Bosnian politician (born 1980)

Mustafa Ružnić (born 25 May 1980) is a Bosnian politician who serve as Prime Minister of Una-Sana Canton from 2025, and from 2018 to 2023. He is a member of the People's European Union.

==Early life and education==
Ružnić studied in Cazin, then graduated in criminology at the University of Sarajevo. In 2016, he obtained a master's degree at the University of Banja Luka. He worked at the Una-Sana Canton employment agency.

==Political career==
Right after the 2018 general election, on 17 October 2018, the outgoing cantonal assembly removed the government of Husein Rošić (SDA), and Ružnić was appointed prime minister of the canton for a governing coalition which included A-SDA, SDP BiH, DF, NB and DNZ.

In June 2020, Ružnić's adviser Mirsad Topčagić was arrested by the State Investigation and Protection Agency (SIPA). In March 2021, Ružnić was criticised for receiving MPs from the far-right AfD party, which had just been put under surveillance by the German secret services.

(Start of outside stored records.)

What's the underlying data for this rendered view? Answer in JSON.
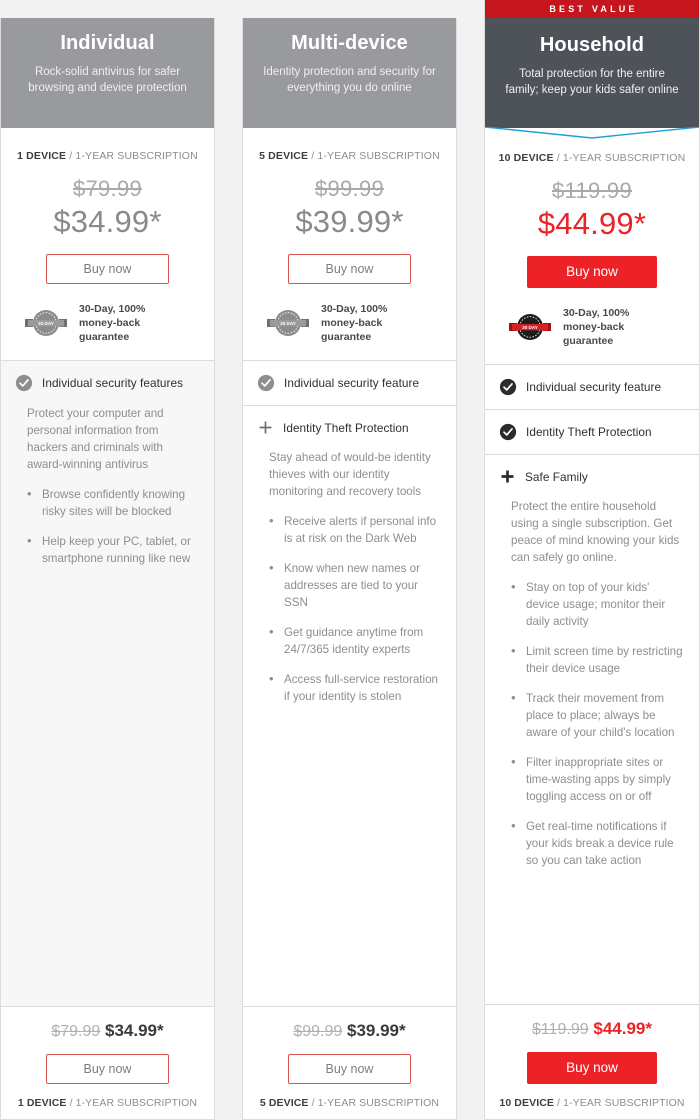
{
  "colors": {
    "best_value_banner": "#c4161c",
    "header_standard": "#989a9e",
    "header_featured": "#4e535a",
    "accent_red": "#ec2227",
    "notch_blue": "#1f9ed4",
    "muted_text": "#8e8e8e"
  },
  "best_value_label": "BEST VALUE",
  "plans": [
    {
      "id": "individual",
      "name": "Individual",
      "tagline": "Rock-solid antivirus for safer browsing and device protection",
      "devices_label": "1 DEVICE",
      "subscription_label": "/ 1-YEAR SUBSCRIPTION",
      "old_price": "$79.99",
      "new_price": "$34.99*",
      "buy_label": "Buy now",
      "guarantee_line1": "30-Day, 100%",
      "guarantee_line2": "money-back guarantee",
      "seal_label": "30 DAY",
      "featured": false,
      "feature_groups": [
        {
          "icon": "check-icon",
          "title": "Individual security features",
          "open": true,
          "description": "Protect your computer and personal information from hackers and criminals with award-winning antivirus",
          "bullets": [
            "Browse confidently knowing risky sites will be blocked",
            "Help keep your PC, tablet, or smartphone running like new"
          ]
        }
      ]
    },
    {
      "id": "multi",
      "name": "Multi-device",
      "tagline": "Identity protection and security for everything you do online",
      "devices_label": "5 DEVICE",
      "subscription_label": "/ 1-YEAR SUBSCRIPTION",
      "old_price": "$99.99",
      "new_price": "$39.99*",
      "buy_label": "Buy now",
      "guarantee_line1": "30-Day, 100%",
      "guarantee_line2": "money-back guarantee",
      "seal_label": "30 DAY",
      "featured": false,
      "feature_groups": [
        {
          "icon": "check-icon",
          "title": "Individual security feature",
          "open": false,
          "description": "",
          "bullets": []
        },
        {
          "icon": "plus-icon",
          "title": "Identity Theft Protection",
          "open": true,
          "description": "Stay ahead of would-be identity thieves with our identity monitoring and recovery tools",
          "bullets": [
            "Receive alerts if personal info is at risk on the Dark Web",
            "Know when new names or addresses are tied to your SSN",
            "Get guidance anytime from 24/7/365 identity experts",
            "Access full-service restoration if your identity is stolen"
          ]
        }
      ]
    },
    {
      "id": "household",
      "name": "Household",
      "tagline": "Total protection for the entire family; keep your kids safer online",
      "devices_label": "10 DEVICE",
      "subscription_label": "/ 1-YEAR SUBSCRIPTION",
      "old_price": "$119.99",
      "new_price": "$44.99*",
      "buy_label": "Buy now",
      "guarantee_line1": "30-Day, 100%",
      "guarantee_line2": "money-back guarantee",
      "seal_label": "30 DAY",
      "featured": true,
      "feature_groups": [
        {
          "icon": "check-icon",
          "title": "Individual security feature",
          "open": false,
          "description": "",
          "bullets": []
        },
        {
          "icon": "check-icon",
          "title": "Identity Theft Protection",
          "open": false,
          "description": "",
          "bullets": []
        },
        {
          "icon": "plus-icon",
          "title": "Safe Family",
          "open": true,
          "description": "Protect the entire household using a single subscription. Get peace of mind knowing your kids can safely go online.",
          "bullets": [
            "Stay on top of your kids' device usage; monitor their daily activity",
            "Limit screen time by restricting their device usage",
            "Track their movement from place to place; always be aware of your child's location",
            "Filter inappropriate sites or time-wasting apps by simply toggling access on or off",
            "Get real-time notifications if your kids break a device rule so you can take action"
          ]
        }
      ]
    }
  ]
}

Ružnić was succeeded as prime minister by Nijaz Hušić on 5 December 2023, following the removal of Ružnić's government by the SDA. In September 2025, he was once again appointed as prime minister and succeeded on 11 August 2026 by Ibrahim Dizdarić from POMAK. On August 25, 2026, Mustafa Ružnić returned to the position of Prime Minister of Una-Sana Canton (USK) after the Constitutional Court of the Federation of Bosnia and Herzegovina annulled the appointment of the USK Government headed by Ibrahim Dizdarić of POMAK, following a ruling that the appointment had violated the vital national interest of the Serb constituent people.